Xeltis has announced initiation of a clinical trial evaluating Axess, which it claims is the first ever restorative synthetic haemodialysis access graft. Several patients with kidney failure or advanced kidney disease requiring dialysis have already been successfully implanted as part of the European first-in-human trial to date, a press release states.
Axess grafts enable early puncturing, or initiation of dialysis, shortly after implanting—according to a Xeltis press release. Overtime, they turn into living blood vessels as their porous microstructure is colonised by the patient’s own tissue.
Today, the release continues, patients with kidney failure may wait for months, sometimes in vain, for their fistula to mature into a functional dialysis access, or they will use synthetic grafts that have limited durability and are prone to clotting and infections.
“An off-the-shelf haemodialysis access solution capable of turning into a patient’s living vessel would combine the benefits of arteriovenous fistulas and grafts with none of their current, limiting compromises,” said Matteo Tozzi, a vascular surgeon at the University of Insubria in Varese, Italy and one of the trial’s investigators. “Patients with renal failure would be relieved by a significant clinical, physical and psychological burden if access to dialysis became straightforward and reliable.”

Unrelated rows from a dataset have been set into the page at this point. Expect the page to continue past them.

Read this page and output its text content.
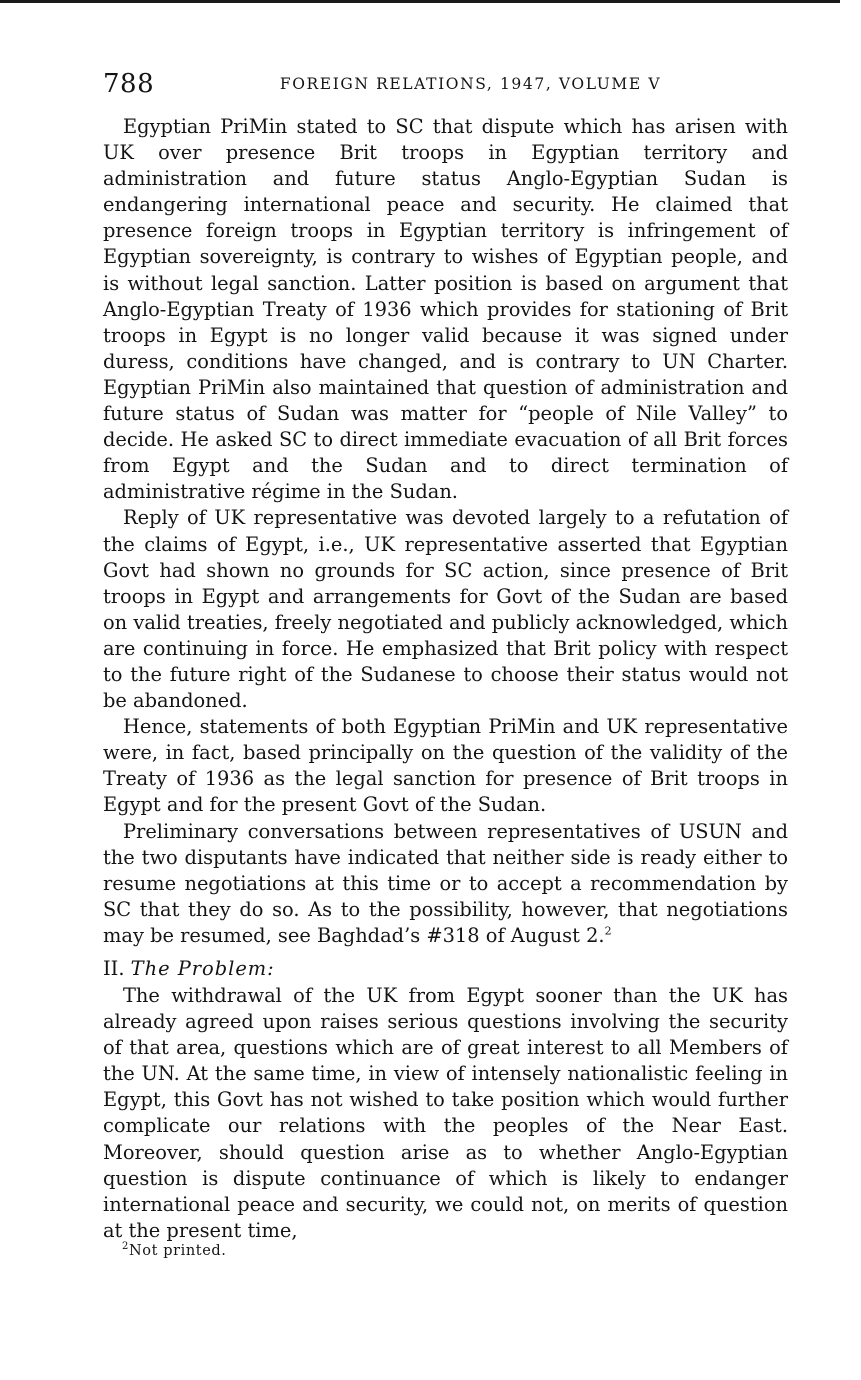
788	FOREIGN RELATIONS, 1947, VOLUME V

Egyptian PriMin stated to SC that dispute which has arisen with UK over presence Brit troops in Egyptian territory and administration and future status Anglo-Egyptian Sudan is endangering international peace and security. He claimed that presence foreign troops in Egyptian territory is infringement of Egyptian sovereignty, is contrary to wishes of Egyptian people, and is without legal sanction. Latter position is based on argument that Anglo-Egyptian Treaty of 1936 which provides for stationing of Brit troops in Egypt is no longer valid because it was signed under duress, conditions have changed, and is contrary to UN Charter. Egyptian PriMin also maintained that question of administration and future status of Sudan was matter for “people of Nile Valley” to decide. He asked SC to direct immediate evacuation of all Brit forces from Egypt and the Sudan and to direct termination of administrative régime in the Sudan.

Reply of UK representative was devoted largely to a refutation of the claims of Egypt, i.e., UK representative asserted that Egyptian Govt had shown no grounds for SC action, since presence of Brit troops in Egypt and arrangements for Govt of the Sudan are based on valid treaties, freely negotiated and publicly acknowledged, which are continuing in force. He emphasized that Brit policy with respect to the future right of the Sudanese to choose their status would not be abandoned.

Hence, statements of both Egyptian PriMin and UK representative were, in fact, based principally on the question of the validity of the Treaty of 1936 as the legal sanction for presence of Brit troops in Egypt and for the present Govt of the Sudan.

Preliminary conversations between representatives of USUN and the two disputants have indicated that neither side is ready either to resume negotiations at this time or to accept a recommendation by SC that they do so. As to the possibility, however, that negotiations may be resumed, see Baghdad’s #318 of August 2.$^2$

II. The Problem:

The withdrawal of the UK from Egypt sooner than the UK has already agreed upon raises serious questions involving the security of that area, questions which are of great interest to all Members of the UN. At the same time, in view of intensely nationalistic feeling in Egypt, this Govt has not wished to take position which would further complicate our relations with the peoples of the Near East. Moreover, should question arise as to whether Anglo-Egyptian question is dispute continuance of which is likely to endanger international peace and security, we could not, on merits of question at the present time,

$^2$Not printed.
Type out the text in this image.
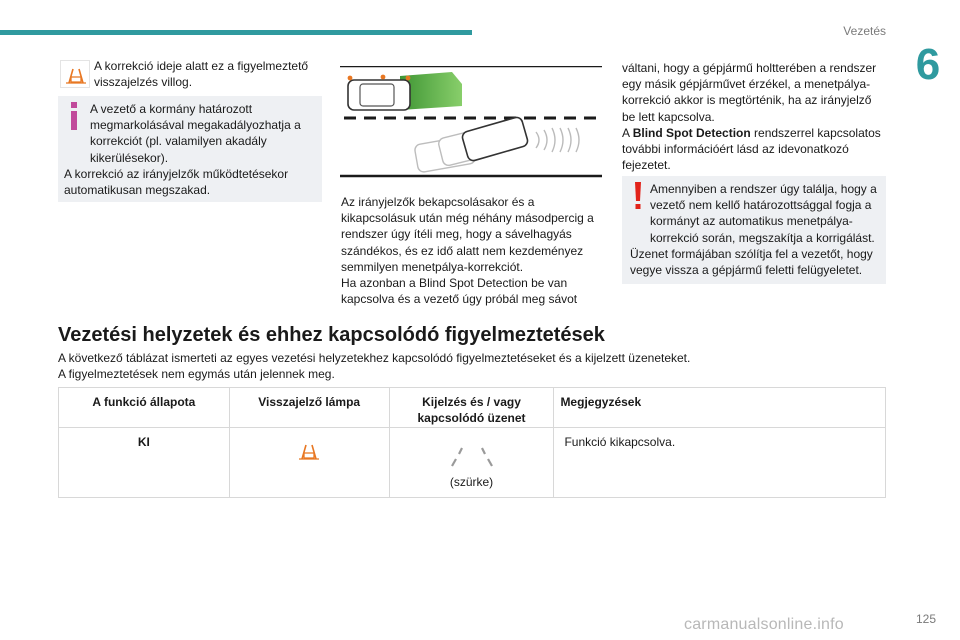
Vezetés
6
A korrekció ideje alatt ez a figyelmeztető visszajelzés villog.
A vezető a kormány határozott megmarkolásával megakadályozhatja a korrekciót (pl. valamilyen akadály kikerülésekor).
A korrekció az irányjelzők működtetésekor automatikusan megszakad.
Az irányjelzők bekapcsolásakor és a kikapcsolásuk után még néhány másodpercig a rendszer úgy ítéli meg, hogy a sávelhagyás szándékos, és ez idő alatt nem kezdeményez semmilyen menetpálya-korrekciót.
Ha azonban a Blind Spot Detection be van kapcsolva és a vezető úgy próbál meg sávot
váltani, hogy a gépjármű holtterében a rendszer egy másik gépjárművet érzékel, a menetpálya-korrekció akkor is megtörténik, ha az irányjelző be lett kapcsolva.
A Blind Spot Detection rendszerrel kapcsolatos további információért lásd az idevonatkozó fejezetet.
Amennyiben a rendszer úgy találja, hogy a vezető nem kellő határozottsággal fogja a kormányt az automatikus menetpálya-korrekció során, megszakítja a korrigálást.
Üzenet formájában szólítja fel a vezetőt, hogy vegye vissza a gépjármű feletti felügyeletet.
Vezetési helyzetek és ehhez kapcsolódó figyelmeztetések
A következő táblázat ismerteti az egyes vezetési helyzetekhez kapcsolódó figyelmeztetéseket és a kijelzett üzeneteket.
A figyelmeztetések nem egymás után jelennek meg.
A funkció állapota	Visszajelző lámpa	Kijelzés és / vagy kapcsolódó üzenet	Megjegyzések
KI		(szürke)	Funkció kikapcsolva.
125
carmanualsonline.info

The first-in-human Axess trial will evaluate the preliminary safety and performance of the graft in 15 end-stage kidney disease (ESKD) patients enrolled across five European sites. It is a prospective, single-arm, non-randomised feasibility study, according to Xeltis, and its primary endpoints are freedom from device-related serious adverse events during the first six months after implantation and functional patency rate at six months.
Xeltis also recently received €15 million in funding from the European Innovation Council (EIC) accelerator, comprising €2.5 million in grants and up to €12.5 million in equity that the company will use to support the clinical trial programme for its XABG device—a restorative coronary artery bypass graft (CABG).